Do you ever see someone and think, "There! That is what I want to do. That is what I would love if only I had the chance. Why can't I just wake up and be that?"
I've thought to myself that it would be fun to be some kind of speaker at events or conferences. I've been to events like Women of Faith or Catalyst Conference and I just look and think how awesome it would be to be able to share your story- share with a group something that is encouraging and challenging- something that moves people's hearts or ideas. To have this awesome platform to make a difference.

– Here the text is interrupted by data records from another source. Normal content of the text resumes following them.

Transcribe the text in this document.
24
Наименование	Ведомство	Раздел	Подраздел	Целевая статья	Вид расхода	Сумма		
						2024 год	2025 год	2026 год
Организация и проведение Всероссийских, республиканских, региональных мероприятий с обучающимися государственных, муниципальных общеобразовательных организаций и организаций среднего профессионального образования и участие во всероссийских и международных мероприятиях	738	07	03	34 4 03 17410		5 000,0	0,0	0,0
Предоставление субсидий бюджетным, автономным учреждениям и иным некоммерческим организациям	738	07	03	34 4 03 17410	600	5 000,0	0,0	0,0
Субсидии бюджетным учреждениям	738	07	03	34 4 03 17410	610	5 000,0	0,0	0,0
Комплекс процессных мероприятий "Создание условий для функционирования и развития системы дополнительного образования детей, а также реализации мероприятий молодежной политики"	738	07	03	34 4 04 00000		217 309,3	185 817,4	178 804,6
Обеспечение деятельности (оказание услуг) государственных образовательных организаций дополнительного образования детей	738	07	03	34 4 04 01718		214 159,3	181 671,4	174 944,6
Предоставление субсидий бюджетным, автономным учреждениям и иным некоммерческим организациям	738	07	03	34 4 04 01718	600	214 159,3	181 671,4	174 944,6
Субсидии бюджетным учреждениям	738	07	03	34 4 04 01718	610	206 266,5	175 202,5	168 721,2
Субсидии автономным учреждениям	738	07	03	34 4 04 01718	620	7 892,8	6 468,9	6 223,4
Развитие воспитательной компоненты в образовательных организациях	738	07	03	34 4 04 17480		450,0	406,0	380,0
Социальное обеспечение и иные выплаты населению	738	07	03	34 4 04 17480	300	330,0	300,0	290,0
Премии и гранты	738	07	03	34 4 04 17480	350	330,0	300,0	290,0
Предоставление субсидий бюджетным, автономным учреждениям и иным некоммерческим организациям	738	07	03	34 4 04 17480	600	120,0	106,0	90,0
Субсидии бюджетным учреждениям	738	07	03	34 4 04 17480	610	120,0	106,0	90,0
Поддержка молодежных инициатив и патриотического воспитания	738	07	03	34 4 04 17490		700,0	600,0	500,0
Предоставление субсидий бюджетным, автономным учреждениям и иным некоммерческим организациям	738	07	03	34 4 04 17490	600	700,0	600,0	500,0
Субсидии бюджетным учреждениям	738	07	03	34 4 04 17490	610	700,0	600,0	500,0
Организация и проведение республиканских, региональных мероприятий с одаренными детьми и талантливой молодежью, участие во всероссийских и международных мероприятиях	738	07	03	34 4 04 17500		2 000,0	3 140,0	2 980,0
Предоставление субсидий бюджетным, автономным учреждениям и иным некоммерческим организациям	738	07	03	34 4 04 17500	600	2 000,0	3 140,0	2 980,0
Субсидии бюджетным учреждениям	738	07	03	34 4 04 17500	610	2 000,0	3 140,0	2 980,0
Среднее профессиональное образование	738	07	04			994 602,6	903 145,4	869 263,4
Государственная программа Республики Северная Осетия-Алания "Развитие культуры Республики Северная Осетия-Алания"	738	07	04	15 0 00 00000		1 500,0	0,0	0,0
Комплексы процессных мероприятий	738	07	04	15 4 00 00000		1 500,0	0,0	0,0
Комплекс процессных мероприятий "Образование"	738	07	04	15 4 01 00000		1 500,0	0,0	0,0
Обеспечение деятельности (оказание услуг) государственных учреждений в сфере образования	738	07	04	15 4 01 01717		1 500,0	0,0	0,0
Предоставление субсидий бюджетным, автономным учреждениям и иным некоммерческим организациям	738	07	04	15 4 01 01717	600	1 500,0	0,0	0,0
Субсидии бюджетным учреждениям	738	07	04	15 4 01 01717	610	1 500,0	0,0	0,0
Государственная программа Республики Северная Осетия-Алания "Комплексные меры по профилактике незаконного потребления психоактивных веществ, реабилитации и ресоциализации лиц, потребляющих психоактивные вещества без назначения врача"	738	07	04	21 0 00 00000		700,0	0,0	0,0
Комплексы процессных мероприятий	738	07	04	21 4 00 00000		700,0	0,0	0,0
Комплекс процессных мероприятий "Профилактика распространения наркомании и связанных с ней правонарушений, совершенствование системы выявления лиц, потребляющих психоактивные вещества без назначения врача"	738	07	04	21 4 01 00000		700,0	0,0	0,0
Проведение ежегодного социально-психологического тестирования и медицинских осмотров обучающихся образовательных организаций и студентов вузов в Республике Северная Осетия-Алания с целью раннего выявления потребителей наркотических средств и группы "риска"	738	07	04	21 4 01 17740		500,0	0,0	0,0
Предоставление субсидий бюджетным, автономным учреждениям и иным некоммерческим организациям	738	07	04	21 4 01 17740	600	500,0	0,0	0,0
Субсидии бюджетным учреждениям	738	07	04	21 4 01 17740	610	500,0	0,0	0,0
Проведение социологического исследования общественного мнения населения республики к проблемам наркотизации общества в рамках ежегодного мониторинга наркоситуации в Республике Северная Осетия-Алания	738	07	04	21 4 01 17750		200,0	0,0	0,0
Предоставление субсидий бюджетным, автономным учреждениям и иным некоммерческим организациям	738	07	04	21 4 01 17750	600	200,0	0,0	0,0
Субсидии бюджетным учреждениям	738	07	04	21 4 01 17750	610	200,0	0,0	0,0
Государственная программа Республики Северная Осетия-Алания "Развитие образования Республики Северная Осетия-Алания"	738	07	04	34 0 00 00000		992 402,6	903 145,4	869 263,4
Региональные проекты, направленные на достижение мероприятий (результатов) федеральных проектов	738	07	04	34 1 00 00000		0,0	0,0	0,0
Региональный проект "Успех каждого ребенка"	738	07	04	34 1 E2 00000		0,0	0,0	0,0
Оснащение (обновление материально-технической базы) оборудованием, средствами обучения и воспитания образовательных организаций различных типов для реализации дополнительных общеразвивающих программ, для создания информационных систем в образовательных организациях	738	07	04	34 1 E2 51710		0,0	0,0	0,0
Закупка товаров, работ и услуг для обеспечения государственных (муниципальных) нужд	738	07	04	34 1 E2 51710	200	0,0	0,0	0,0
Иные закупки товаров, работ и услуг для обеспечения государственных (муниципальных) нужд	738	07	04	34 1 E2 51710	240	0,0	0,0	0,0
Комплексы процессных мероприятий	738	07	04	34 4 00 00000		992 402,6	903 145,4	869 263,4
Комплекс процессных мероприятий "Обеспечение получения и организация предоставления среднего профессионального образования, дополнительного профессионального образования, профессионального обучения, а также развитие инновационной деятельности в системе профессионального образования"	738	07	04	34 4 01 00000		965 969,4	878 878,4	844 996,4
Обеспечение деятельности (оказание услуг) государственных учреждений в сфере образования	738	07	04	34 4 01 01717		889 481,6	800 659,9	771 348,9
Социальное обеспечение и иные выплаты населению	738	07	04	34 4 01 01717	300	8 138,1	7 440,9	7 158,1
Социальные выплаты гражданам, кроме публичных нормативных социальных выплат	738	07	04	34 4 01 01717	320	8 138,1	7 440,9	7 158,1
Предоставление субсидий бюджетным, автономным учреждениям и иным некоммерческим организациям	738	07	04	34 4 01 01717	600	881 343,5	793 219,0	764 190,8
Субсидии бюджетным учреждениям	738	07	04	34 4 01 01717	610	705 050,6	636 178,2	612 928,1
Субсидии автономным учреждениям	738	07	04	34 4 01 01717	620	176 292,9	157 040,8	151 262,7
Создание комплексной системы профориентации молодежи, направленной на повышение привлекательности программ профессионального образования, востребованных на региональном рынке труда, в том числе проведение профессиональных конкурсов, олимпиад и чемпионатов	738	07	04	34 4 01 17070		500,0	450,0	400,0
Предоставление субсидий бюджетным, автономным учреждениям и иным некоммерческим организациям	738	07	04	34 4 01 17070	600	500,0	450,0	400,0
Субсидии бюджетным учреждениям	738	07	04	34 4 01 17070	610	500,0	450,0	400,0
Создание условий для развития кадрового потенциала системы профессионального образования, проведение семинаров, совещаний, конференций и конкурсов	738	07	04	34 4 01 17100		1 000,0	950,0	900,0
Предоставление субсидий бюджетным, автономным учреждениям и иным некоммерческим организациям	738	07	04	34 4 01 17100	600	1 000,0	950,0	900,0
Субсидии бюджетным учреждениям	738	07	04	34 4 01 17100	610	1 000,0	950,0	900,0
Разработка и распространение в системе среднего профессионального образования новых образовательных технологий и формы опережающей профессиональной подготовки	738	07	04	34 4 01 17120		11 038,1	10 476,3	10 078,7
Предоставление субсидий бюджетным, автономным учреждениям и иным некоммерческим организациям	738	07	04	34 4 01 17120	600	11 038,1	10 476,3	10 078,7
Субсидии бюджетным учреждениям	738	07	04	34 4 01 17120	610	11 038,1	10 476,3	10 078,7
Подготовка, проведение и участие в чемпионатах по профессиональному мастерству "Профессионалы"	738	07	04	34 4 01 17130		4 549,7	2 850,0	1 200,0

But then, SMACK, like a bird hitting a glass door I stop myself short- sell myself short. I say "Self, people don't just get up one day and speak." It seems you have to earn the right to speak... you have to have a story or background that makes people want to listen. So maybe you've written a book, or you've spent years in the political arena, or you overcame a life threatening situation, or you've pioneered a new outreach organization or you've done something fascinating like creating a successful program for at risk youth that combines zoology and gospel choir. I don't know. So then I think, God, really, how come I can't just miraculously have a platform like those people? How on earth did they get there? Why can't I be more put together, or organized, or focused- couldn't I offer more then?
And I buy into the lie that people create their own influence by working hard enough or accumulating their own impressive life resume or because they were coincidentally in the right place at the right time.
But do you want to know the truth? I am clay. So are you. We are all just clay. And that is a beautiful and humbling thing. Everything we have is given- and everything we are is given.
Isaiah 64:8 says that God is the Potter- we are clay, the work of His hands.
The humbling thing is that clay in its latent form is not a very beautiful thing, and it doesn't get to decide what it will be- that is entirely dependent on the potter.
Romans 9:20-21 says, "But who are you, a human being, to talk back to God? Shall what is formed say to the one who formed it, 'Why did you make me like this?' Does not the potter have the right to make out of the same lump of clay some pottery for special purposes and some for common use?"
So I'm picturing this- I'm this lump of greyish clay- and I see this other clay that was turned into a elaborate decorative vase that brings beauty to the whole house- and I'm so afraid that I'm just going to be turned into a little cereal bowl that just does the same old thing every day (and doesn't get any fancy glaze). But that doesn't matter. Not that what I AM doesn't matter. Not that I matter less. But there have to be bowls. God knows that. They may not be glamorous but they are incredibly useful. We may not all be fancy or appear glamorous or seem as obviously influential, but we each have a purpose. And how silly, with my finite view of the world, to sit here and tell God how He ought to make me.
Can't you just hear it? "God, you are going to want to add a handle here, because that is how the Queen will carry me, and I need a kind of ornate swirl on that side to elicit respect. No no NO! What are you doing? I said AN ORNATE SWIRL on THAT SIDE!! Are you even GIVING me a SIDE? What on earth are you making?"
It's not a pretty image. And I imagine God looking at me with this odd mix of love and sadness because he knows exactly what He wants to do with me if I would just allow Him to work.
Which brings me to my last thought- Jeremiah 18:3-6 shares yet another analogy of God's people as clay, but in this passage the clay is "marred" and the potter reworked it "as seemed best to him." And I wonder sometimes in all my fighting with God- in all my flailing about to be something "more"- more important, more influential, more meaningful- maybe I'm really just being less (but not in a humble way.) If I'm not letting Him use me right where I am- right where He has currently placed me- if I'm not willing to just sit with Him and be shaped by His word and His love- then at worst I'll just stay a sad lump of clay that refused to be made into anything...or at best I'll be a piece of pottery trying to do something it wasn't (yet?) designed for. I say "yet" because God is constantly shaping and reshaping us, I believe...and our use and design for today may change in a later season.
And who knows, God may allow you to live out the amazing dream you have for yourself- he might give me somewhere to speak one day- maybe that is sort of what I'm doing here with this blog- but in the meantime I need to rest in what He is already doing in my life and stop trying to be a different kind of pottery.